Mais tarde, durante anos, procurei-a sempre. E sempre em vão. Sobre ela ninguém me disse nem meia palavra. A última vez que estive naquela cidade do litoral alentejano, no lugar do bar em que a conheci, estava uma sucursal de um banco hispano/americano. Hoje, penso que foi um sonho. Talvez tenha sido!

Rufino Casablanca
Sines.
Outono de 1989

5 comentários:

Anónimo disse...

Excelente, esta simbiose entre texto e desenho. Ao autor das ilustrações - um jovem - os meus parabéns e o desejo de que não deixe de trabalhar, pintando e desenhando.
Que nunca lhe faltem as telas, os pincéis, as tintas, os carvões, as aguarelas e, sobretudo, que não deixe adormecer a sua arte.
Quanto ao autor do texto, visto que se finou em 2010, apenas desejar paz à sua alma.

Ao blogue e ao seu responsável, o meu muito obrigado por este cruzamento de artes.

Anónimo disse...

No quadro "A Cantiga do Engate", acho delicioso o pormenor da jarra com dois cravos!
Serão vermelhos?

Camões disse...

E não serão os acordes da canção «Utopia» de Zeca Afonso que entoam na sala?...

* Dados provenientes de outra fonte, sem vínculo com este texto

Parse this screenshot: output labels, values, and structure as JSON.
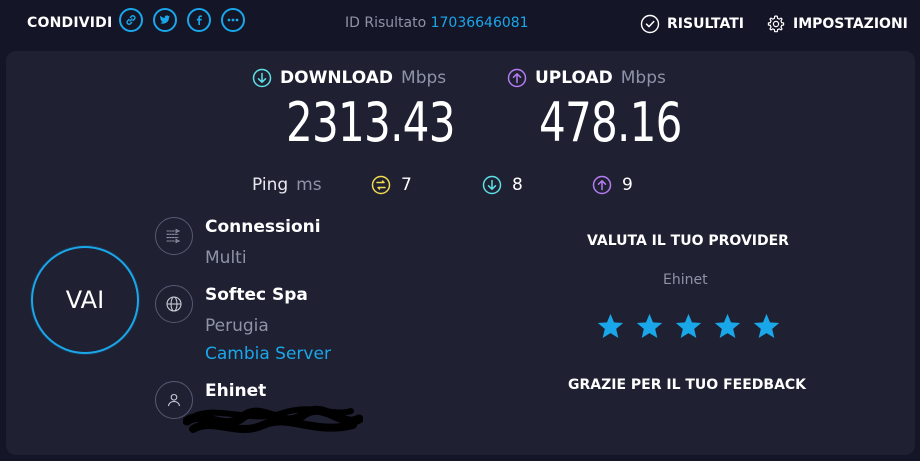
{
  "header": {
    "share_label": "CONDIVIDI",
    "share_buttons": [
      "link-icon",
      "twitter-icon",
      "facebook-icon",
      "more-icon"
    ],
    "result_id_label": "ID Risultato",
    "result_id_value": "17036646081",
    "results_label": "RISULTATI",
    "settings_label": "IMPOSTAZIONI"
  },
  "download": {
    "label": "DOWNLOAD",
    "unit": "Mbps",
    "value": "2313.43",
    "icon": "download-arrow-icon",
    "color": "#5de0e6"
  },
  "upload": {
    "label": "UPLOAD",
    "unit": "Mbps",
    "value": "478.16",
    "icon": "upload-arrow-icon",
    "color": "#b57cf2"
  },
  "ping": {
    "label": "Ping",
    "unit": "ms",
    "idle": "7",
    "download": "8",
    "upload": "9",
    "colors": {
      "idle": "#f2d94e",
      "download": "#5de0e6",
      "upload": "#b57cf2"
    }
  },
  "go_button": {
    "label": "VAI"
  },
  "connections": {
    "title": "Connessioni",
    "value": "Multi"
  },
  "server": {
    "name": "Softec Spa",
    "location": "Perugia",
    "change_label": "Cambia Server"
  },
  "provider": {
    "name": "Ehinet"
  },
  "rating": {
    "title": "VALUTA IL TUO PROVIDER",
    "provider_name": "Ehinet",
    "stars": 5,
    "star_color": "#1aa7ea",
    "thanks": "GRAZIE PER IL TUO FEEDBACK"
  },
  "accent": "#1aa7ea"
}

«Cidade, sem muros ou ameias...»

Era o mês de Abril, só podia!

Aí os cravos vermelhos tornaram-se ainda mais viçosos!!!

Anónimo disse...

Eu estou à espera da "Canção da América" do Milton Nascimento.
Obrigado!

Camões disse...

Já fiz várias referências no blogue a Milton Nascimento, com biografia e algumas músicas, entre elas a «Canção da América».

Foi precisamente essa música e letra do autor brasileiro que inspiraram Matias José a escrever poema que lhe dedicou, uma forma de homenagear a amizade tão bem expressa nas suas palavras.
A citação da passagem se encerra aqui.